Dengan segera Afran membawa Velisa menuju rumah sakit terdekat. Saat berada di bopongannya, gadis itu sudah tidak sadarkan diri. Afran merasa sangat bersalah, karena apa yang dialami oleh gadis itu sebagian besar juga adalah karena kesalahan Afran. Demi bisa mencapai ambisinya, ia hampir saja mempertaruhkan nyawa seseorang.
Sambil menatap wajah gadis itu ia meminta maaf di dalam hatinya. Luka di wajah dan lengan gadis itu benar-benar menyayat hati Afran.
'Maaf... jika bukan karena keserakahanku kau tidak akan mengalami kesakitan ini. Kau pasti sangat ketakutan tadi. Aku akan menyelamatkanmu. Aku janji!' Batin Afran.
Sesampainya di rumah sakit gadis itu langsung ditangani oleh dokter terbaik.
"Dev urus semua administrasi gadis ini sampai ia benar-benar pulih."
"Tuan mau kemana?"
"Ada pekerjaan di kantor aku harus segera kembali."
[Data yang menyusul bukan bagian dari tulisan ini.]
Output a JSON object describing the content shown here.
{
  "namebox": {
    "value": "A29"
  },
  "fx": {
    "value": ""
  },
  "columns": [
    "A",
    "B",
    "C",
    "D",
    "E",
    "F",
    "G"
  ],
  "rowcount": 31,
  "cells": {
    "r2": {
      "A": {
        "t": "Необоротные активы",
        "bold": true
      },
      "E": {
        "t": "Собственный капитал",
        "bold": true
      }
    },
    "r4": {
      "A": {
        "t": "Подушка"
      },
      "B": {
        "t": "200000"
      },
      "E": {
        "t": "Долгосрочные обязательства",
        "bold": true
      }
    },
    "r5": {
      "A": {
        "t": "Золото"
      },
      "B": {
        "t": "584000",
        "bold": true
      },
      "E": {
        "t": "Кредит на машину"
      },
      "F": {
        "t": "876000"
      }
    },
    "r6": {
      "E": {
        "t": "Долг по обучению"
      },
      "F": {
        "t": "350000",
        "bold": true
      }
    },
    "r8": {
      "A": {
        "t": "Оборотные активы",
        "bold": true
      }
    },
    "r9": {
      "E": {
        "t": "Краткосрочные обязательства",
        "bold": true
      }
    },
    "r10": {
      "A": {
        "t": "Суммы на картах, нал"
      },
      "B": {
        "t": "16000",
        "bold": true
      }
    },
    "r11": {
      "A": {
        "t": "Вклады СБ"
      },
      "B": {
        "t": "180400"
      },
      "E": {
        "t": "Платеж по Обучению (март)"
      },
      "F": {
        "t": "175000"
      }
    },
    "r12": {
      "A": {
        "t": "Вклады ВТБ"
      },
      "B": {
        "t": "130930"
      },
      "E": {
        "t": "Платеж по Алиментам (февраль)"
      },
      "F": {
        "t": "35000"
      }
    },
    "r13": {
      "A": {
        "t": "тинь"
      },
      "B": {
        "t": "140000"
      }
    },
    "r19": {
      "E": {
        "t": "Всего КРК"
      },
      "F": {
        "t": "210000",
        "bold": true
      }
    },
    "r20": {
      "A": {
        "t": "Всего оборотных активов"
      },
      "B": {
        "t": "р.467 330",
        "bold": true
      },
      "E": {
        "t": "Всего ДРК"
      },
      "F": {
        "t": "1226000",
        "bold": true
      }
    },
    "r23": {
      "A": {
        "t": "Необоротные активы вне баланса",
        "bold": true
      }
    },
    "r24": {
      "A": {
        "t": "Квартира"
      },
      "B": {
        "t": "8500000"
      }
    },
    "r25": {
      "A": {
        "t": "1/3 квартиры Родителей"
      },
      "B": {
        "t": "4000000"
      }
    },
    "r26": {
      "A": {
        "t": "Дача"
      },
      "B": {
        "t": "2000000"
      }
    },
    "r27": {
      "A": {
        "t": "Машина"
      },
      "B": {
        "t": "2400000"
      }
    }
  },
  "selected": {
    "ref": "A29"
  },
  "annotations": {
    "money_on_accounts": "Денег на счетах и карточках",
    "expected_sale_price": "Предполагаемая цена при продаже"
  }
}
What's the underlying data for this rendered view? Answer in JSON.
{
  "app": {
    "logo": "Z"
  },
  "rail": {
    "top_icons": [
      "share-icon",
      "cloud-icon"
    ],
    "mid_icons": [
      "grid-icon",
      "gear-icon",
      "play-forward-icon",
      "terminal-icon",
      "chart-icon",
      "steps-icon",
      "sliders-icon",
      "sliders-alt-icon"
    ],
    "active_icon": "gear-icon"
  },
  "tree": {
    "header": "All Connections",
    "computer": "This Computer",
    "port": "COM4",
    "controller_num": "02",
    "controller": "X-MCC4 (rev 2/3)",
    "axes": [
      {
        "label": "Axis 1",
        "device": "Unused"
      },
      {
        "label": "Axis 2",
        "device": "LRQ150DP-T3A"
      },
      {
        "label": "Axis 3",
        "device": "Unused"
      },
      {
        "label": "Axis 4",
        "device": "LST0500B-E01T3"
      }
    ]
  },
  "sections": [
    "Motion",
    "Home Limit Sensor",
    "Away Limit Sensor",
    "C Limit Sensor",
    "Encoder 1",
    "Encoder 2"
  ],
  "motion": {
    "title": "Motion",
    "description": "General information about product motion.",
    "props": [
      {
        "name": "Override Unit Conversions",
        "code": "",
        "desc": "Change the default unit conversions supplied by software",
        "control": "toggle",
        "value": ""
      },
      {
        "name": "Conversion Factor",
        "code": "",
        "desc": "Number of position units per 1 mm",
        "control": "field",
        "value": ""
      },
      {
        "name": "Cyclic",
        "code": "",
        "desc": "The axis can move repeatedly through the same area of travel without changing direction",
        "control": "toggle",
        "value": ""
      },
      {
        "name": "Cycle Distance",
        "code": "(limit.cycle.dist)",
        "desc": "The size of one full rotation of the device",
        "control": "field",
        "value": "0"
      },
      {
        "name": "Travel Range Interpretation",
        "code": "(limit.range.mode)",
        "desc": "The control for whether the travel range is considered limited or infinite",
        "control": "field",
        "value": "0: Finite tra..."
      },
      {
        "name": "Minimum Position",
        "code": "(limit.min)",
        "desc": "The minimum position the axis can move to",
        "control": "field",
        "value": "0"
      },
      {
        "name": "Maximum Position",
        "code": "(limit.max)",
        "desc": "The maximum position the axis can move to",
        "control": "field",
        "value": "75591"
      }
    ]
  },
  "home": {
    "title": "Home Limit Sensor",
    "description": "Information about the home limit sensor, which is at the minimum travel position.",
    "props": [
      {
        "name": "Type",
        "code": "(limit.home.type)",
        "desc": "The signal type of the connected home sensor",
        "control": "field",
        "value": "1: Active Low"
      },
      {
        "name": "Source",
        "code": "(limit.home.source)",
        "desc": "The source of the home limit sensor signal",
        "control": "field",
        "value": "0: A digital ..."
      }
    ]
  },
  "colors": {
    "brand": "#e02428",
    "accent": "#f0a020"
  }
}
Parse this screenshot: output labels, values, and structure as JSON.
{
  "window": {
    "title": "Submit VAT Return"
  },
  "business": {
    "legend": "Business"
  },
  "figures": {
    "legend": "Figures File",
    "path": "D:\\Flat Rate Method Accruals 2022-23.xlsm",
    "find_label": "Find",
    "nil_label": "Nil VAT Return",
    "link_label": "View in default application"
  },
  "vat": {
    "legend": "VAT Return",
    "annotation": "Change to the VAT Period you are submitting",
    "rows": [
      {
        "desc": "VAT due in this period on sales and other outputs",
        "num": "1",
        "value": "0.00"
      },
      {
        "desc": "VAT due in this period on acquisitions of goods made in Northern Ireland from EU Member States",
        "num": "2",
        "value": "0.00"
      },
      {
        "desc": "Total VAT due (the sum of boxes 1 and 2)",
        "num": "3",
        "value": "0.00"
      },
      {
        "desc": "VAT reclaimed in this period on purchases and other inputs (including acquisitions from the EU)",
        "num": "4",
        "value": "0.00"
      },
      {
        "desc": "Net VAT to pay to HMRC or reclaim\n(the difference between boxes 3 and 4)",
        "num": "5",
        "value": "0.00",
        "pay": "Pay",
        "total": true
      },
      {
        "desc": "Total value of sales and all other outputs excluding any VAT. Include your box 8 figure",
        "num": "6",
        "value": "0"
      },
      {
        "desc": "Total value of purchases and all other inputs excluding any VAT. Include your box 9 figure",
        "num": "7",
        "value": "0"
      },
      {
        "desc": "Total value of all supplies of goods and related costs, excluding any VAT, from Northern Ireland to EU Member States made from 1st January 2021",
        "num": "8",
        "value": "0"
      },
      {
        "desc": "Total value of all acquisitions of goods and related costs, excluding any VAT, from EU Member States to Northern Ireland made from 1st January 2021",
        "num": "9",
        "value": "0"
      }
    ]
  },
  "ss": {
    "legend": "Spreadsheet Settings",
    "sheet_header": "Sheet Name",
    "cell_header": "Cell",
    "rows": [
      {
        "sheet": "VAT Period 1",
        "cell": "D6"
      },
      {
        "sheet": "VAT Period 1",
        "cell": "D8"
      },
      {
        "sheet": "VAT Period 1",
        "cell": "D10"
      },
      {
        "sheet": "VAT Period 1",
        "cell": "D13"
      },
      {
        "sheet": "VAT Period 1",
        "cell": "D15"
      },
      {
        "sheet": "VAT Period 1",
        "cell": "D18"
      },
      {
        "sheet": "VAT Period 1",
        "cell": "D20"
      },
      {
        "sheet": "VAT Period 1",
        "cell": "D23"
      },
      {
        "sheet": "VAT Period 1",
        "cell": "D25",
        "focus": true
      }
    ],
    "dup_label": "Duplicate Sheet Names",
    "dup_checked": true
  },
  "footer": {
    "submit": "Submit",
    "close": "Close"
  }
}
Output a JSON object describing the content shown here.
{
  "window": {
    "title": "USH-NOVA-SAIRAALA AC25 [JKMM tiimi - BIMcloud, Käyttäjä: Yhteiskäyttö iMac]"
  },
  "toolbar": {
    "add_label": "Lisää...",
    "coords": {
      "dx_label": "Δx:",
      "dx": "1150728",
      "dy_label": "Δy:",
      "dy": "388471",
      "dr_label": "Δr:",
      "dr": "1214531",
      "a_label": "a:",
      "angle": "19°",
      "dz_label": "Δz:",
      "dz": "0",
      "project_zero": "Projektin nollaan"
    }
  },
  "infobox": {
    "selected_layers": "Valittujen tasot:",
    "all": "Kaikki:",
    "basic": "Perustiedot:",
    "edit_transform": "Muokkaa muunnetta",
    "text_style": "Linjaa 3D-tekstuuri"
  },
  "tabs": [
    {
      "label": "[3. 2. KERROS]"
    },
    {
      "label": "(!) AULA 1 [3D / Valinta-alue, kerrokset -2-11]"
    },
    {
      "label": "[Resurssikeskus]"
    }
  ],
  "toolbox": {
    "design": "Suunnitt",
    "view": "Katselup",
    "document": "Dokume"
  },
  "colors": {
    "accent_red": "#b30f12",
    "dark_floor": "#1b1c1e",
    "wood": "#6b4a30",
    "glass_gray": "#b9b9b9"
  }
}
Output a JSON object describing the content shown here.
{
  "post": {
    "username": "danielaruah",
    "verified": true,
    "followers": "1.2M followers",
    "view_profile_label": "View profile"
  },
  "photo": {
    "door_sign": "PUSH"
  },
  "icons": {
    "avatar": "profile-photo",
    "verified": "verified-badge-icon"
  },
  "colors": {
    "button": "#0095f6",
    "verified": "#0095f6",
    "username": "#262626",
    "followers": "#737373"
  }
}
Devan dibuat heran dengan sikap Afran yang bisa berubah -ubah seketika. Tadi dia terlihat begitu khawatir akan kondisi gadis itu, tapi sekarang pekerjaan sudah mengalihkan segalanya. Tapi memang seperti itulah Afran, dia lebih mengutamakan uang daripada apapun di dunia ini.
Keesokan harinya Vei merasa tubuhnya masih lemah dan tak berdaya namun ia berusaha menggerakkan tubuhnya perlahan untuk bangkit dari ranjang. Bayangan akan kejadian buruk yang baru saja ia alami membuatnya trauma.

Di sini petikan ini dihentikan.